Pozdrawiam i trzymajcie kciuki za Pałaszka.
Awatar użytkownika
Czata
Posty: 846
Rejestracja: sobota 30 sty 2010, 07:31
Gadu-Gadu: 0
Lokalizacja: Wrocław

Re: Padaczka

Post autor: Czata »

Jak się miewa Pałaszek?

Moja poprzednia sunia miała padaczkę, ale to już w ostatnim roku życia (miała 14 lat).
Ataki nasilały się szczególnie w okresach, gdy były duże zmiany ciśnienia. Szczególnie ciężkie było burzowe lato. Po atakach potrafiła nawet przez 2 dni dochodzić do siebie (miałam wrażenie, że ma zawroty głowy, bo idąc zataczała się i odpływała myślami) - ale ona już miała swój wiek.
Z leków dostawała Dipromal i na wątrobę Hepatil.

Znam psa, młodszego, który również ma padaczkę i właśnie Dipromal pomaga przeciwdziałać atakom, a jak występują to są łagodniejsze.

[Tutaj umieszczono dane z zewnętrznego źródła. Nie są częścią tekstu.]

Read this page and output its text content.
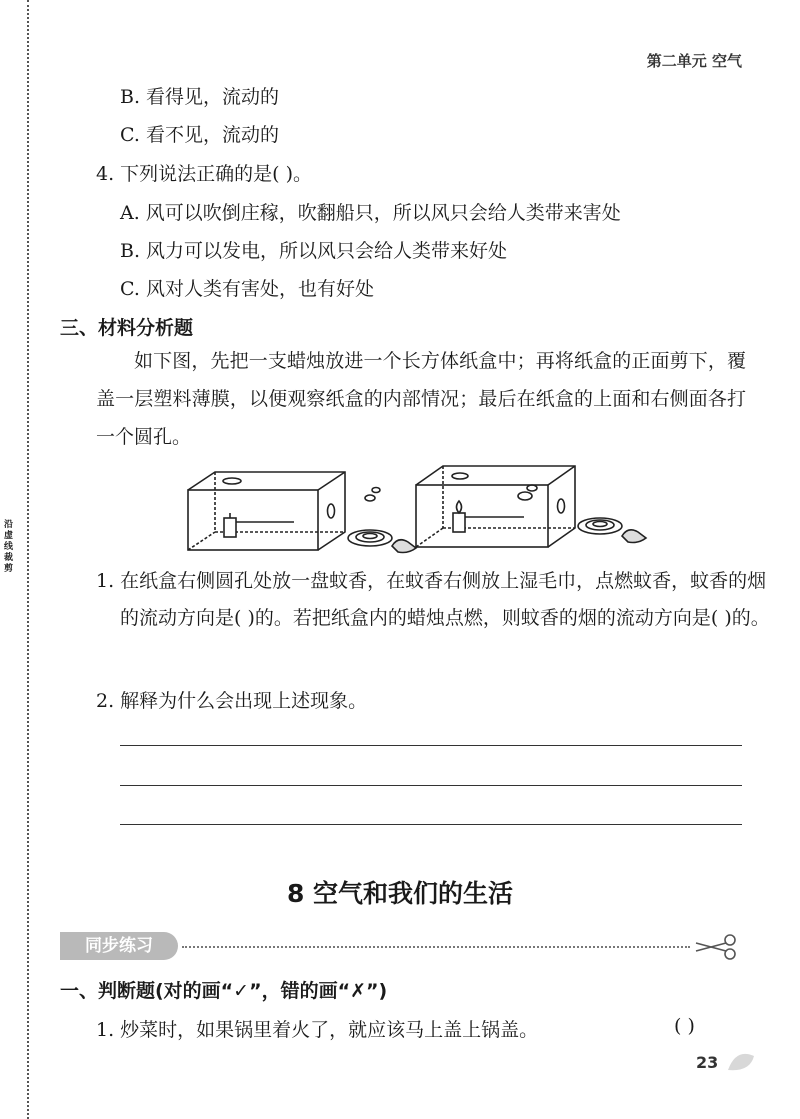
沿虚线裁剪
第二单元 空气
B. 看得见，流动的
C. 看不见，流动的
4. 下列说法正确的是( )。
A. 风可以吹倒庄稼，吹翻船只，所以风只会给人类带来害处
B. 风力可以发电，所以风只会给人类带来好处
C. 风对人类有害处，也有好处
三、材料分析题
如下图，先把一支蜡烛放进一个长方体纸盒中；再将纸盒的正面剪下，覆盖一层塑料薄膜，以便观察纸盒的内部情况；最后在纸盒的上面和右侧面各打一个圆孔。
1. 在纸盒右侧圆孔处放一盘蚊香，在蚊香右侧放上湿毛巾，点燃蚊香，蚊香的烟的流动方向是( )的。若把纸盒内的蜡烛点燃，则蚊香的烟的流动方向是( )的。
2. 解释为什么会出现上述现象。
8 空气和我们的生活
同步练习
一、判断题(对的画“✓”，错的画“✗”)
1. 炒菜时，如果锅里着火了，就应该马上盖上锅盖。	( )
23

Mam nadzieję, że uda się zaaplikować Pałaszowi właściwe leczenie i dożyje sędziwego wieku. Musicie się oswoić z tą chorobą i dacie radę. Przecież ludzie też z nią żyją.
Głowa do góry :silacz:
Jagoda z Czatą Nowogary i Poraj z Zadrą-Esterą z Ogarów z Kniei
Awatar użytkownika
law_17
Posty: 16
Rejestracja: wtorek 25 lis 2008, 14:41

Re: Padaczka

Post autor: law_17 »

Tak tez podeszłam do tej choroby. Nie poddamy się tak szybko. Odkąd Pałasz jest na luminalu nie zdarzył się już żaden atak. To już 8 dni :) Jest co prawda wieczorami bardzo otumaniony, nogi mu się plączą, ale cały czas jest w kontakcie. Nawet na jakiś smakołyk merda ogonem.
Na razie na tym poprzestaniemy, a za 2 tygodnie idziemy na badanie krwi, żeby sprawdzić jak jego wątroba sobie radzi.
Dziękuję Wam wszystkim za miłe słowa, tego chyba było mi trzeba.